Tapi dari puluhan kemungkinan cidera, tetap ada yang membuat saya nyaman bekerja di restoran ini. 1 hal itu adalah karena saya merasa sudah menguasai 50% seluk beluk restoran ini. Memang belum 100%, tapi itu udah cukup membuat staf2 lain mengandalkan saya setiap kali permasalahan datang untuk dipecahkan. Ada kepuasan tersendiri ketika kita mampu memecahkan masalah yang bertubi-tubi datang. Itu menjadikan kita semakin percaya diri dan merasa penuh dengan pengalaman. Jujur aja, saya merasa seperti sudah di atas angin dan ini bukanlah pertanda baik. Zona nyaman - justru adalah zona yang membuat diri kita semakin bodoh dan tidak berkembang.

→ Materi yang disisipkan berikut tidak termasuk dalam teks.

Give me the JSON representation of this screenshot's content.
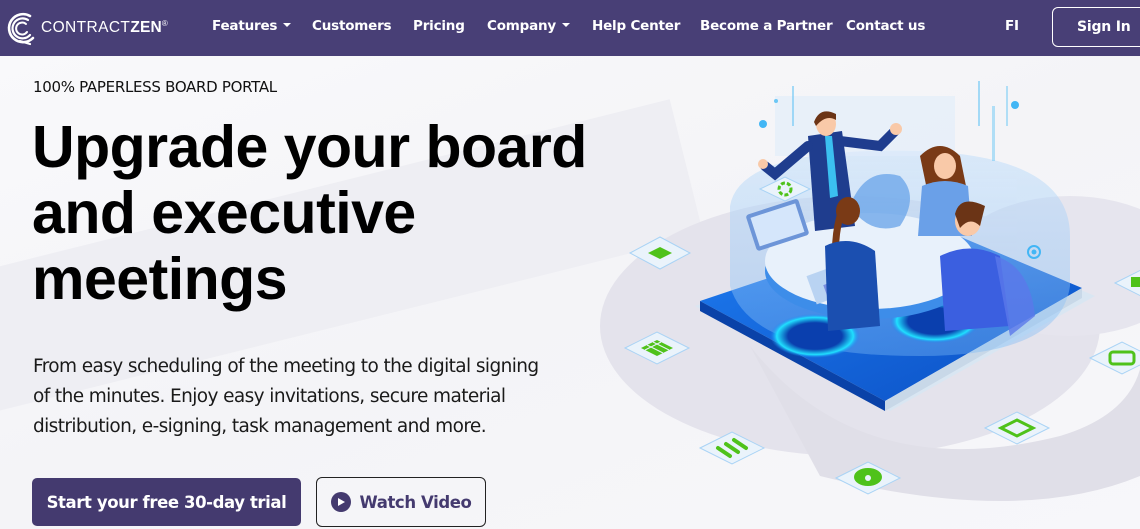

Selain alasan keselamatan kerja dan tuntutan keadilan dalam hal gaji, zona nyaman ini pula lah yang menjadi alasan saya untuk keluar dari restoran ini. Bekerja di zona nyaman seringnya ga bikin otak saya berkembang, apalagi mental saya. Bekerja di tempat baru, lingkungan baru, sistem yang berbeda, membuat saya harus berpikir ektra keras ketimbang memecahkan masalah2 rutin di restoran. Berkutat dengan manusia yang berbeda membuat saya belajar untuk bisa memahami orang lain, bukan meminta untuk dipahami. Belajar menyukai perubahan bukan lah hal yang mengenakkan. Tapi ketika kita terbiasa dengan perubahan (bukan berarti harus menyukainya), kita bisa menjalani hari2 ini lebih mudah karena dunia terus berubah. Kalau kita tidak ikut berubah (dalam artian masih tetap pada porosnya, alias punya prinsip) kita bisa ketelan zaman.